The judgment of the Court of Appeals is

Affirmed.

Justice Scalia,

concurring in the judgment.

I remain of the view that when Congress has not prescribed a limitations period to govern a cause of action that it has created, the Court should apply the appropriate state statute of limitations, or, if doing so would frustrate the purposes of the federal enactment, no limitations period at all. See Agency Holding Corp. v. Malley-Duff & Associates, Inc., 483 U. S. 143, 157-170 (1987) (Scalia, J., concurring in judgment); see also Reed v. Transportation Union, 488 U. S. 319, 334 (1989) (Scalia, J., concurring in judgment). The rule first announced in DelCostello v. Teamsters, 462 U. S. 151, 172 (1983), that a federal limitations period should be selected when it presents a “closer analogy” to the federal cause of action and is “significantly more appropriate,” I find to be not only erroneous but unworkable. If the “closer analogy” part of this is to be taken seriously, the federal statute would end up applying in some States but not in others; and the “significantly more appropriate” part is meaningless, since in all honesty a uniform nationwide limitations period for a federal cause of action is always significantly more appropriate.
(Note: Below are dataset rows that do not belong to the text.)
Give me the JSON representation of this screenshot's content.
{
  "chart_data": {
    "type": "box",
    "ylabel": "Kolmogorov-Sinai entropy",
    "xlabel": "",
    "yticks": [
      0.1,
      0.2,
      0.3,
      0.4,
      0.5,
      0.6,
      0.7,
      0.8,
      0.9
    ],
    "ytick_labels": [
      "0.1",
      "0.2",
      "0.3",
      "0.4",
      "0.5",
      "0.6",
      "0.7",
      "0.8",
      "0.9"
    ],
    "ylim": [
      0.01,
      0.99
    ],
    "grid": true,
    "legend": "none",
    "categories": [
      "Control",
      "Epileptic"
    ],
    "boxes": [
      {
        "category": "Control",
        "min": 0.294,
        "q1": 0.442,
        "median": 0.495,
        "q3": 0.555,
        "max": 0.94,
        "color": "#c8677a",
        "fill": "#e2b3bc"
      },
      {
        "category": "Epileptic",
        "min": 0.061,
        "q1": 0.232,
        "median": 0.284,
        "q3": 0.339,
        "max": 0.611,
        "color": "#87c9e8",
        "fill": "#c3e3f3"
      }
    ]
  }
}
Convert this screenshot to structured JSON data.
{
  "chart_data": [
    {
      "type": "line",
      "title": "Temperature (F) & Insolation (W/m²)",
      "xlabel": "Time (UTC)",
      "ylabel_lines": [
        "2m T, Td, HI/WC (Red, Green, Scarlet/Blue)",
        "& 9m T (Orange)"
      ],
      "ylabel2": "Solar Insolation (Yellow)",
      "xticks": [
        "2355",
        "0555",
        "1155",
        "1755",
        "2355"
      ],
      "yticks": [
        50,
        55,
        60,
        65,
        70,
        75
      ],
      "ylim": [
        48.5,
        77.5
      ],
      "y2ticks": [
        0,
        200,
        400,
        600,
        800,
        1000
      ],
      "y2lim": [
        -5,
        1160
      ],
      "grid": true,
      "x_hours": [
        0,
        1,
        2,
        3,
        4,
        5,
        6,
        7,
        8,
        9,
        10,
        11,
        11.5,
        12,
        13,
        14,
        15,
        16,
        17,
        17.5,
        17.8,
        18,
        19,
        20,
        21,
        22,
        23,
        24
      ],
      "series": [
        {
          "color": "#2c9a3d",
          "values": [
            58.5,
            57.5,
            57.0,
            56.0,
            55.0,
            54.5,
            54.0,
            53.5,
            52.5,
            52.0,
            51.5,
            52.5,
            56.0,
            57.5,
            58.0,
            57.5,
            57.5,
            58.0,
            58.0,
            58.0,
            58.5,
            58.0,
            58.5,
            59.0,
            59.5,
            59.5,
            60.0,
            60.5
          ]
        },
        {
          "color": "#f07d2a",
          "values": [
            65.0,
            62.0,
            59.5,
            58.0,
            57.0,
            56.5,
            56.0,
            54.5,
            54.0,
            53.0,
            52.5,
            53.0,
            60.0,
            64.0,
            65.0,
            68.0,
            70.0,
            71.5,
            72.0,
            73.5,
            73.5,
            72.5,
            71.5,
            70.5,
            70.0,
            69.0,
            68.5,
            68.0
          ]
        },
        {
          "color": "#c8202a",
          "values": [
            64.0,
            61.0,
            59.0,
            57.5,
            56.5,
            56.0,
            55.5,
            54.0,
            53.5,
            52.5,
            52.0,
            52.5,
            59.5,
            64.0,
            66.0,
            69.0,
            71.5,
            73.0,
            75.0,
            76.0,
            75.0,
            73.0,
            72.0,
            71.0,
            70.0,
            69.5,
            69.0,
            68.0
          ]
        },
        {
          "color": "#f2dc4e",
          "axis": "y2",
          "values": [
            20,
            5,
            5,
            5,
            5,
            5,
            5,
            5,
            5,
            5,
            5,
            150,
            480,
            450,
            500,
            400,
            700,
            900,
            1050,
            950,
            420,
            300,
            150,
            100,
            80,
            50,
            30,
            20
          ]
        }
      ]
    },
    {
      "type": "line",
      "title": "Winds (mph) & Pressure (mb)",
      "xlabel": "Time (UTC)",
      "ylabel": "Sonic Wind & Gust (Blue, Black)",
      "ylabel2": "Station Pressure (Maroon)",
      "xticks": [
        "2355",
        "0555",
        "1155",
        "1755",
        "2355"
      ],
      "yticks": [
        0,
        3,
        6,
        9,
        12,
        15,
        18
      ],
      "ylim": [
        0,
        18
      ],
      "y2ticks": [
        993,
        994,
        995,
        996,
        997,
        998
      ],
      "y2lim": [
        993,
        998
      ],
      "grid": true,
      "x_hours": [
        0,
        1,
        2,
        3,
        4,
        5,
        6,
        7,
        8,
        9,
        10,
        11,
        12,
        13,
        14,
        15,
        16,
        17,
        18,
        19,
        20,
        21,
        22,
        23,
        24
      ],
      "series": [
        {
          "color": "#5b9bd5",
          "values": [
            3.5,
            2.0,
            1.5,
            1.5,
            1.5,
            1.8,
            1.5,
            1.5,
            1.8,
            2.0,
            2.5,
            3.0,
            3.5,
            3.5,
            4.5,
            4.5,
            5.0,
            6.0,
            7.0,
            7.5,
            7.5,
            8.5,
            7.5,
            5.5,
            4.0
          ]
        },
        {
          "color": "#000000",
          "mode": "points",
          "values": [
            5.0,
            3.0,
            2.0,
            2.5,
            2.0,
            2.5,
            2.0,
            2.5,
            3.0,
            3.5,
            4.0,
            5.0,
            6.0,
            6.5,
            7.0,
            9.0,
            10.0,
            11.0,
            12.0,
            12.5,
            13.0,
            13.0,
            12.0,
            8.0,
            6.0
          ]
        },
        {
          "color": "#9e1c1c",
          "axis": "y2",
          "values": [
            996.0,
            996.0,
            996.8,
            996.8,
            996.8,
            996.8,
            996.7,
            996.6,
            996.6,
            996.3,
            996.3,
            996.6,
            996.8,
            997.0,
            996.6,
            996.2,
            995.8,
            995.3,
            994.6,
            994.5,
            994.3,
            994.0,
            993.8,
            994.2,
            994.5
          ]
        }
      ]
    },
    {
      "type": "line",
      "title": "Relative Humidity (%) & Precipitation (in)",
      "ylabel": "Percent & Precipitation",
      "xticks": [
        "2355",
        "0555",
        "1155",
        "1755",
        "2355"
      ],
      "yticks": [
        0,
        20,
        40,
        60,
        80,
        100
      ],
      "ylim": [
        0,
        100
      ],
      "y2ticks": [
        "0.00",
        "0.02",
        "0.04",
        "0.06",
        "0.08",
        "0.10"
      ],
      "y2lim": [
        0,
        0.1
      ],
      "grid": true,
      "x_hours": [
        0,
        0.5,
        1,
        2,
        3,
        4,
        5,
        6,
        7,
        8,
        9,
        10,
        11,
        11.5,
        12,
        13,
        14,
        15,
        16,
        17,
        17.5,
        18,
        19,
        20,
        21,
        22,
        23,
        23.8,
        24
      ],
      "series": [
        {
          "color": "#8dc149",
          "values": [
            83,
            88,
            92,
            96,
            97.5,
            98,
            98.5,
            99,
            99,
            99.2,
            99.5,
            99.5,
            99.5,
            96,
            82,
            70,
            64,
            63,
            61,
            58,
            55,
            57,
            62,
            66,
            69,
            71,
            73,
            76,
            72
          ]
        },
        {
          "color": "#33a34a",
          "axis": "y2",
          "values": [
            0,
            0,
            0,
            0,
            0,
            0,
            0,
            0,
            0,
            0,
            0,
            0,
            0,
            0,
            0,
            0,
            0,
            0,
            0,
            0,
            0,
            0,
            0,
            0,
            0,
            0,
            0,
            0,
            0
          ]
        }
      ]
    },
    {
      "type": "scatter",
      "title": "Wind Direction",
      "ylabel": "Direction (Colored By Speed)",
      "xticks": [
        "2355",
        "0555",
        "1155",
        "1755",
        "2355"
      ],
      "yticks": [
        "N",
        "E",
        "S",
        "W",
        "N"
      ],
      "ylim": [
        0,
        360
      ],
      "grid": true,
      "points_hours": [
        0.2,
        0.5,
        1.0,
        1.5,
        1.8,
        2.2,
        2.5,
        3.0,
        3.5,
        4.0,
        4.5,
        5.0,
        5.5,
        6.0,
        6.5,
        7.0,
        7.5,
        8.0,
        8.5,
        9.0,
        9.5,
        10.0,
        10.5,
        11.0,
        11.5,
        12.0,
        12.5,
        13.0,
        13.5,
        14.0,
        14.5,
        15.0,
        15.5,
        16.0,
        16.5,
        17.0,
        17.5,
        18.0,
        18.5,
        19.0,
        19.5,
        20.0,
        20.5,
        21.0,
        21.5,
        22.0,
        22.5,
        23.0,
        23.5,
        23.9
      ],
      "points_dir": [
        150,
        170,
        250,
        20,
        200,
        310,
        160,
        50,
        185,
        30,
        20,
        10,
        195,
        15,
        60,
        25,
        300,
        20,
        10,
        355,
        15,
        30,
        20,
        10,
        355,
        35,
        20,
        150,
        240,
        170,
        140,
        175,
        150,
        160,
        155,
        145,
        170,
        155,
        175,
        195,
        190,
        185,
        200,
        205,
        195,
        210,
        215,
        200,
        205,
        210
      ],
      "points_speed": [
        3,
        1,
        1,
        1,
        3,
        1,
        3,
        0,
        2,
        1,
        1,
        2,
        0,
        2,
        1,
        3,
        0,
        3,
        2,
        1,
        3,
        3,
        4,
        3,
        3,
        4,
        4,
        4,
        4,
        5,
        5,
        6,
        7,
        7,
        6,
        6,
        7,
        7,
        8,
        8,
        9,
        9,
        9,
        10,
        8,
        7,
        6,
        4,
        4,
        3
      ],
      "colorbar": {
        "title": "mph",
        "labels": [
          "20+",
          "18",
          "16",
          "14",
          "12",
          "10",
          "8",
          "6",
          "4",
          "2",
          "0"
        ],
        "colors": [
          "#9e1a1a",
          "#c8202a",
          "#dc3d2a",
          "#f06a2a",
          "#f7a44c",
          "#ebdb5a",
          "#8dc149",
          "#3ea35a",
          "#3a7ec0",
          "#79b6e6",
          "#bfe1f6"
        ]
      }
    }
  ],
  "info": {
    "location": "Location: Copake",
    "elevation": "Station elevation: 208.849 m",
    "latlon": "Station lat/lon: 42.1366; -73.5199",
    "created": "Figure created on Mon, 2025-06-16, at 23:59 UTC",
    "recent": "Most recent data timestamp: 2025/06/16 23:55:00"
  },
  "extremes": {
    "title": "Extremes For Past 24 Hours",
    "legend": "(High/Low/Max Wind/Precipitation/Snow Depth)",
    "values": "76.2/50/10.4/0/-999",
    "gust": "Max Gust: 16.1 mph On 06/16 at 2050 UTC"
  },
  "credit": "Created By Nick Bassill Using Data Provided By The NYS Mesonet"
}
I have joined in applying to a so-called “implied” cause of action the limitations period contained in the federal statute out of which the cause of action had been judicially created. See Lampf Pleva, Lipkind, Prupis & Petigrow v. Gilbertson, 501 U. S. 350, 364-366 (1991) (Scalia, J., concurring in part and concurring in judgment). But the cause of action at issue here was created not by us, but by Congress. Accordingly, in my view, the appropriate state statute of limitations governs.

Because none of the state statutes arguably applicable here would frustrate the purposes of the Worker Adjustment and Retraining Notification Act (WARN), 29 U. S. C. § 2101 et seq., and because the WARN actions before us are timely under even the shortest of those statutes, I concur in the Court’s judgment. 
      
      The expectation is reversed for statutes passed after December 1,1990, the effective date of 28 U. S. C. § 1658 (1988 ed., Supp. V), which supplies a general, 4-year limitations period for any federal statute subsequently enacted without one of its own.